Excitement is a good thing. But you can’t take it to the bank unfortunately and plan a future for Thompson that begins in less than four years around it. The Mid-Canada Development Corridor and Mid-Continent Trade Corridor are wonderful – albeit largely unrealized – dreams, something like former Progressive Conservative Prime Minister John Diefenbaker’s planned “Road to Resources” announced on March 26, 1958.

To be fair to Drylie, an award-winning University of Toronto graduate who picked up the Canadian Institute of Planners Award for Academic Excellence, a Centre for Urban and Community Studies Urban Planning Research Award, and the Edie Yolles Award in Urban Planning, this was essentially a blue-sky thinking out loud exercise, and she’s there to consult, facilitate and advise as her job requires. She’s not a political decision maker, so one doesn’t want to make too much of her musings, although rePlan did have maps highlighting the Mid-Canada Development Corridor and Mid-Continent Trade Corridor routes.

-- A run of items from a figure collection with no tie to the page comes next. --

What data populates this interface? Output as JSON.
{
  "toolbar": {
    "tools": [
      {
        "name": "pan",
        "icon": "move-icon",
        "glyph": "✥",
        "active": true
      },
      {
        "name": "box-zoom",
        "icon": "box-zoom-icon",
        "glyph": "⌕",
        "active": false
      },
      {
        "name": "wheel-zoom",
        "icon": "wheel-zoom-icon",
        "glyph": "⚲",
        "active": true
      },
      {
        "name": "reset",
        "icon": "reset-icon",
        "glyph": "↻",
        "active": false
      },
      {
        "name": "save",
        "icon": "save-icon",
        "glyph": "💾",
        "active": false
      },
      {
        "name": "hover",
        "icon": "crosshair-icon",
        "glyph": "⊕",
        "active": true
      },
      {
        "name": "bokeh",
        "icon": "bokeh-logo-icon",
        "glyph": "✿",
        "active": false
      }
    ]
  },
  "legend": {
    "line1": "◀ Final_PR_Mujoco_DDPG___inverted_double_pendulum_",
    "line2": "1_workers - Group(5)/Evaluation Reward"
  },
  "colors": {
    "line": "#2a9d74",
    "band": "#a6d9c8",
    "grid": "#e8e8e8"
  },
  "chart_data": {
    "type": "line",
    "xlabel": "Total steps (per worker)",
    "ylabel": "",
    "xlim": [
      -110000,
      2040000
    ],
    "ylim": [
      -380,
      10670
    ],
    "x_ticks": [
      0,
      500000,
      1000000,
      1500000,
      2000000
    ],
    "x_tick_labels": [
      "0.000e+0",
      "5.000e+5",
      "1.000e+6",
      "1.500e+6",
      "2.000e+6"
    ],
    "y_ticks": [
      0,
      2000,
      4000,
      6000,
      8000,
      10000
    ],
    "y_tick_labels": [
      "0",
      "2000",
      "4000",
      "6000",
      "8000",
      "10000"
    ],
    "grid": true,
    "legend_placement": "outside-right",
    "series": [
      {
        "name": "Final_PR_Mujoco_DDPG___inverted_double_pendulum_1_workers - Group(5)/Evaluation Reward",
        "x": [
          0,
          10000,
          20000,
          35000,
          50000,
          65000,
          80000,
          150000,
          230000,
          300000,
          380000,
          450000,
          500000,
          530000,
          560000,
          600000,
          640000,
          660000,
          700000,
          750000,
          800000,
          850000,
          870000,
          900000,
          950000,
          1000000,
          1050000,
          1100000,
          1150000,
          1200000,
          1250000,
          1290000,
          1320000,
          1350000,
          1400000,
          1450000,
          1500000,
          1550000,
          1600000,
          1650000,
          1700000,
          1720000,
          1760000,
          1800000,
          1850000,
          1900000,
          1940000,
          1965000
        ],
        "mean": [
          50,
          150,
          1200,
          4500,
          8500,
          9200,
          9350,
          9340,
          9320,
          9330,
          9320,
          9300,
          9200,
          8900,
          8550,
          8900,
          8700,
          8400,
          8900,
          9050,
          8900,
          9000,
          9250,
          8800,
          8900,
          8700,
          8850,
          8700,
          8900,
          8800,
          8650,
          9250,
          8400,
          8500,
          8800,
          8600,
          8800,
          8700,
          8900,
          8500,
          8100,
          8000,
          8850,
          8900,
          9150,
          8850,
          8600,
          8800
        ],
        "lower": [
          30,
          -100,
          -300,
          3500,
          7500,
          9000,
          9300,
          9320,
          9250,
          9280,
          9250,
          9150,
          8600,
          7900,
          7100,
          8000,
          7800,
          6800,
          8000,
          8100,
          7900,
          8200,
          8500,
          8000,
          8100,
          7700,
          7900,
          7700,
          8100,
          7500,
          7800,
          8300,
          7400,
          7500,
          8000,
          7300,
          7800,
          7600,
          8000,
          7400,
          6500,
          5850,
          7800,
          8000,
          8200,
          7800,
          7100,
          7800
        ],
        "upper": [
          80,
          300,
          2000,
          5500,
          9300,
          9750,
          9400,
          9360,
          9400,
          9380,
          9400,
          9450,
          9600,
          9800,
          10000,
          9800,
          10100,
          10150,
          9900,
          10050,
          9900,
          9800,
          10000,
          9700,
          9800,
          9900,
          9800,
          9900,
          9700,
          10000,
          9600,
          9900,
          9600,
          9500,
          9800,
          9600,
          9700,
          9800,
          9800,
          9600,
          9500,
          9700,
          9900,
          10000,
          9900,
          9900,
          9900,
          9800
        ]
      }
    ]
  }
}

The Road to Resources would have stretched from Dawson City in the Yukon to Fort McPherson or Tetlit’Zheh and Inuvik and then with a Mackenzie Valley Highway, even Tuktoyaktuk in the Northwest Territories, back down to Norman Wells and Wrigley to Fort Liard and then east around the Great Slave Lake to Coppermine in Nunavut and finally into Saskatchewan in an attempt to connect Northern mining communities. The road, however, ends suddenly along the Ingraham Trail at Tibbitt Lake, about 120 kilometres northeast of Yellowknife, also known as Somba K’e.

The good news is the Dempster Highway portion, from Dawson City to Inuvik, finally did open in 1979 as Canada’s first all-weather road above the Arctic Circle.

Alas, Thompson doesn’t have 53 or even 21 years to wait. The road ahead, whether actual or metaphorical, must be a real road.